Wednesday 28 April 2010

Indonesia's forestry industry risks to go bankrupt due to illegal logging

Personal note to EC and British government officials:

This is the very same illegal logging you bureaucrats in the EC and British DFID claim has been on the decline....and even have the nerve to claim credit for. Why is it the media are forever reporting ‘rampant illegal logging continues’ and yet the EC and British DFID, plus Chatham House, say otherwise? Presumably it is to try and explain away the millions of pounds wasted.

I mean, even here in this article you have the logging industry saying illegal logging is a “chronic problem”. If, and I doubt you do, you want to know where the money has gone, try reading
http://news.malaysia.msn.com/business/article.aspx?cp-documentid=4056245

The EC and British DFID are a BIG part of the problem as all they do is to encourage complacency, bureaucracy and corruption in Indonesia. SHAME ON THE PEOPLE CONCERNED. It’s time you employed some people in Indonesia prepared to report the truth.

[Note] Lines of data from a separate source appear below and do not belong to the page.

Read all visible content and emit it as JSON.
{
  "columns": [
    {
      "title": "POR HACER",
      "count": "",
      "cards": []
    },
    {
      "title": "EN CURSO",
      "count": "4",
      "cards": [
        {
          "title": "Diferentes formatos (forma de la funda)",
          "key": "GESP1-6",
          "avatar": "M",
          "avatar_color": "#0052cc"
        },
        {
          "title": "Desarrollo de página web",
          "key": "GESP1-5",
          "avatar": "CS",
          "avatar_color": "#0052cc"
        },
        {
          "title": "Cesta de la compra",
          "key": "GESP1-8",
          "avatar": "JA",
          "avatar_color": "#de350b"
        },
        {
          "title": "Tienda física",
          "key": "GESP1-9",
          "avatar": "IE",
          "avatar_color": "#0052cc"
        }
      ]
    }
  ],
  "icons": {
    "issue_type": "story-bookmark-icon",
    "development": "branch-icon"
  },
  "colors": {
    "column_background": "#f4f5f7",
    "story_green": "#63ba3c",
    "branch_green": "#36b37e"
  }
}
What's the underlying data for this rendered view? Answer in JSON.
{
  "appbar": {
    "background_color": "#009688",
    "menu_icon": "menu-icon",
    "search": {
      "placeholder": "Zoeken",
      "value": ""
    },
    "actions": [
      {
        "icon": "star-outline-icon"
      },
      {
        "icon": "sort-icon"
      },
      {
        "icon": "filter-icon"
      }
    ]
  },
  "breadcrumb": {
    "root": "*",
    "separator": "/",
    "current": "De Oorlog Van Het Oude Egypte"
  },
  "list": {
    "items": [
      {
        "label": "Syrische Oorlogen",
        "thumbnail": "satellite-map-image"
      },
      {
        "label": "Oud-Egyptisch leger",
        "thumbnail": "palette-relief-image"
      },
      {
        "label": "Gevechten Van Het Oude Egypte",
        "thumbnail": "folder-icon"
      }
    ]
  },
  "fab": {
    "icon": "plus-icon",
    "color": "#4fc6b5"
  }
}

------------------------------------

Indonesia's forestry industry risks to go bankrupt due to illegal logging

Wednesday, April 28, 2010

JAKARTA, Apr. 28, 2010 (Xinhua News Agency) -- Indonesia's forestry industry risks to go bankrupt due to illegal logging which triggers lack of material and reduces ability of local companies to compete with foreign counterparts, an official said here on Wednesday.

Sudradjat Djajapertjunda, the chairman of the Indonesian Forest Society, an organization of forestry companies, told a seminar that illegal logging is one of chronic problems in the sector that pose a massive negative effect. "In the popular term, the threat of bankruptcy on forestry activities and industry is known as forestry de-industrialization," said Sudradjat.

According to him, the national forestry industry which was the main player in the world's wood market has turned to be blur picture of forestry sector now. "It is dying or at the brink of destruction more precisely," said Sudradjat. "Many forestry companies go bankrupt, factories closed while employers and capital owners switched to other countries with much conducive economic climate," said Sudradjat.

According to him, rampant illegal logging plays a big role in rising wood smuggling to overseas, killing Indonesian forestry industry in the international market.

He also said that more expensive official wood price bought by legal wood processing companies make them uncompetitive in competing with illegal ones.

Furthermore, he said, the forestry sector de-industrialization will carry follow-up effects. "Obviously, the gross domestic product in regions with significant forestry sector like provinces of East Kalimantan, Central Kalimantan, West Kalimantan, Riau and Papua will decrease," said Sudradjat.

Besides, he said, it risks to pose mass layoff whereas the sector provides jobs for 16 million of people.

In larger scale, he said, the de-industrialization will trigger political and security instability.